Now let's show that the operations $I \mapsto F_I$ and $F \mapsto I_F$ are inverse to each other, we have:

  • Let $U \in F_{I_F}$, the there is an $f \in I_F$ such that $x \in U$ iff $f(x) = 0$. As $f \in I_F$ we can write $f = \sum_i f_i \chi_{U_i}$ for finitely many $U_i \in F$. If $x \in \bigcap_i U_i$ we have $f(x) = 0$, so $\bigcap_i U_i \subseteq U$. As $F$ is a filter $U \in F$.
  • Let $U\in F$, then $\chi_U \in I_F$ and hence $U \in F_{I_F}$ for we can take $\chi_U$ as $f$ in the definition of $F_{I_F}$.
  • Let $f \in I_{F_I}$, then there are $f_i \in R$ and $U_i \in F_I$ with $f = \sum_i f_i U_i$. Now for each $U_i$, there is an $g_i \in I$ with $g_i(x) = 0$ iff $x \in U_i$. Define $h_i\in R$ by $ h_i(x) =\begin{cases} g_i(x)^{-1} & g_i(x) \ne 0\\ 0 & g_i(x) = 0\end{cases} $ then $\chi_{U_i} = h_i\cdot g_i \in I$ and hence $f = \sum_i f_i\chi_{U_i} \in I$.
  • Let $f \in I$, let $U = \{x : f(x) = 0\}$, we have $\chi_U \in I_{F_I}$, but $f = f\chi_U \in I_{F_I}$.

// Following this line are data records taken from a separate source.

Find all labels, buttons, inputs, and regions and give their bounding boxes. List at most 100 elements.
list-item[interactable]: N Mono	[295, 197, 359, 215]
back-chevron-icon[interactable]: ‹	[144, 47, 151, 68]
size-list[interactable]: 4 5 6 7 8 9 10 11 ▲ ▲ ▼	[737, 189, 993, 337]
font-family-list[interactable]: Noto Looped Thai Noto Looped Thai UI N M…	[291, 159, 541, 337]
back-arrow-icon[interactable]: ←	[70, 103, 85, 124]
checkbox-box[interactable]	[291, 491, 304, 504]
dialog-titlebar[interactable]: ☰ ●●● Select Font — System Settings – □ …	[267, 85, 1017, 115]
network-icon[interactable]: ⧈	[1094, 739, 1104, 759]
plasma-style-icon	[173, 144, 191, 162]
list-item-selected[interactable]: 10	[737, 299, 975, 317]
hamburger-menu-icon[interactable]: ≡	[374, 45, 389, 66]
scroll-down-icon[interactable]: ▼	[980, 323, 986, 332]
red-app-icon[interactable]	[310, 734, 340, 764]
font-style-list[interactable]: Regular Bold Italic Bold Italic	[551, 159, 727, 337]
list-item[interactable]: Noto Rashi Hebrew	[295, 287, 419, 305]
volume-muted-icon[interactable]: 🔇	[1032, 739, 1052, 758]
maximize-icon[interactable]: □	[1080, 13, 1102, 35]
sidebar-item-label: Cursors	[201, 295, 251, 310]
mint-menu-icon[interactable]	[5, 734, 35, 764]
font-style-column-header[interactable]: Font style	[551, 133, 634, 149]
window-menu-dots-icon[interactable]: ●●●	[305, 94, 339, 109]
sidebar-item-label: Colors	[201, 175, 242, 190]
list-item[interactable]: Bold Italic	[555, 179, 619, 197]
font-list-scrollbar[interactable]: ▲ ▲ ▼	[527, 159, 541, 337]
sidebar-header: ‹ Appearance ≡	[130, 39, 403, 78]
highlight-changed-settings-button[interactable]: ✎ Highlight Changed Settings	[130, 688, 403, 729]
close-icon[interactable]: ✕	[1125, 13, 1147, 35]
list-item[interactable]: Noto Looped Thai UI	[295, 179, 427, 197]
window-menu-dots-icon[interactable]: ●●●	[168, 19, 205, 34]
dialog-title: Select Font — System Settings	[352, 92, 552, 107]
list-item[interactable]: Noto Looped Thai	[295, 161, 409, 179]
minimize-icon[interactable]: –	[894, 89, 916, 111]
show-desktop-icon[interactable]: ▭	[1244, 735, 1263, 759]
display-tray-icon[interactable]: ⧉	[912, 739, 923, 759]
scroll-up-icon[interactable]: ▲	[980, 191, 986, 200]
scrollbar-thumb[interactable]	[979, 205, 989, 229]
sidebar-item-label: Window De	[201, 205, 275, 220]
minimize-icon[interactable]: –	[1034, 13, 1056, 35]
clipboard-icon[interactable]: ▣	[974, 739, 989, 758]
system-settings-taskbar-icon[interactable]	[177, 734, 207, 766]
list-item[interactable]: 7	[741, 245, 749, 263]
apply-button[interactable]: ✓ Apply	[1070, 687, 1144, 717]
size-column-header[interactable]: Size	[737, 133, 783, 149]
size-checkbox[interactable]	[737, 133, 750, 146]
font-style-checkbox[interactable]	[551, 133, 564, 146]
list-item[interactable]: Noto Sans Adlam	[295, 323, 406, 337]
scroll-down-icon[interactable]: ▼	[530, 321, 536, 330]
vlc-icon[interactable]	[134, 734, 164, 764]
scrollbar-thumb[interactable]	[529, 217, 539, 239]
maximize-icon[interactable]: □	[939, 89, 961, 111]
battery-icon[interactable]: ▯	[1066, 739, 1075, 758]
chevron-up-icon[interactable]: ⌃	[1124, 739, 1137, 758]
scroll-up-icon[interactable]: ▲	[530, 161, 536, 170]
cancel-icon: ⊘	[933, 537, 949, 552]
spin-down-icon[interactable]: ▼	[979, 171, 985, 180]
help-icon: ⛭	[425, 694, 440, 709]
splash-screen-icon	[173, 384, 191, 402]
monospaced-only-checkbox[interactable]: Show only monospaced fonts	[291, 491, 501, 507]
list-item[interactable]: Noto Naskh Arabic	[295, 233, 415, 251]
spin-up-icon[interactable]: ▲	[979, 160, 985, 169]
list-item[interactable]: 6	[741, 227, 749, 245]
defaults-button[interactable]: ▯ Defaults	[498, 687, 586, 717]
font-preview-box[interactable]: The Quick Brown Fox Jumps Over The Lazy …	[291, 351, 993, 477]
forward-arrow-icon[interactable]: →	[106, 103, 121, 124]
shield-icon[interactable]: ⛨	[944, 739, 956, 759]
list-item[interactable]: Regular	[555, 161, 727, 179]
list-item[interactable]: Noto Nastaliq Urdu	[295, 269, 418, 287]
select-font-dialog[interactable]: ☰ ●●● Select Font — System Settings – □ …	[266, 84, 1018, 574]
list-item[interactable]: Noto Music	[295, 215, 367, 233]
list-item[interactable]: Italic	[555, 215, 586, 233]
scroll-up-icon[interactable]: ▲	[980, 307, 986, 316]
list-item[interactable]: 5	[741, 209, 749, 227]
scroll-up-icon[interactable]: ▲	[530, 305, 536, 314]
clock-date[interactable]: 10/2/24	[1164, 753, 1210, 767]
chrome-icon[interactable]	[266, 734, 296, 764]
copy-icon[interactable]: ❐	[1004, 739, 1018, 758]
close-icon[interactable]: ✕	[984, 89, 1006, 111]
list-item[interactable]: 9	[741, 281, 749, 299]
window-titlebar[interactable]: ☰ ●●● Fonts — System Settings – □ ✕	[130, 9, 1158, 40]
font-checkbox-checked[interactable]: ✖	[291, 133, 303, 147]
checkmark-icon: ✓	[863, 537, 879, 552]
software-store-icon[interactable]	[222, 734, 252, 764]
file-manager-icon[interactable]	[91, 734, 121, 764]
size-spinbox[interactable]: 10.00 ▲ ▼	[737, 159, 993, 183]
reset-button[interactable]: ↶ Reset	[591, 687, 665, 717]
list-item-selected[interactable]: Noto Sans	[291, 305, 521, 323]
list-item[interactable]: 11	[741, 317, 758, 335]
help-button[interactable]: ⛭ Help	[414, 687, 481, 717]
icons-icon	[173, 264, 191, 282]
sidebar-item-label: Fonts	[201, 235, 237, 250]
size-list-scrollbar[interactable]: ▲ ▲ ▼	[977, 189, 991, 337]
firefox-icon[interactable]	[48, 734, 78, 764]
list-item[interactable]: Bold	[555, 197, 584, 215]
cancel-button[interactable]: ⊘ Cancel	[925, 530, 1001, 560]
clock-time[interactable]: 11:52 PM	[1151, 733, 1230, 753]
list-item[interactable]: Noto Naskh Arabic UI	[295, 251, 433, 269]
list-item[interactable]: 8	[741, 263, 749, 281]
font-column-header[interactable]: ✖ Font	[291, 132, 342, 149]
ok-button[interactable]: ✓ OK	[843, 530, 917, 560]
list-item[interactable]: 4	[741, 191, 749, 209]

So $I \mapsto F_I$ is bijective.

(i) $\to$ (ii): Let $f \in R$ with $f \not\in I$. Define $g \in R$ by $ g(x) = \begin{cases} f(x)^{-1} & f(x) \ne 0\\ 0& f(x) = 0\end{cases} $ Then $f\cdot g \cdot f = 1 \cdot f$, and as $R/I$ is integral $g\cdot f + I =1 + I$, that is every $f + I\in R/I$, $f \not\in I$ is invertible and hence $R/I$ is a field.

(ii) $\leftrightarrow$ (iii): Note that $F \mapsto I_F$ is monotone, hence bigger filters give bigger ideal and $I\mapsto F_I$ is also. As $R/I$ is a field iff $I$ is maximal, this gives $R/I$ is a field iff $F_I$ is a maximal proper filter, that is an ultrafilter.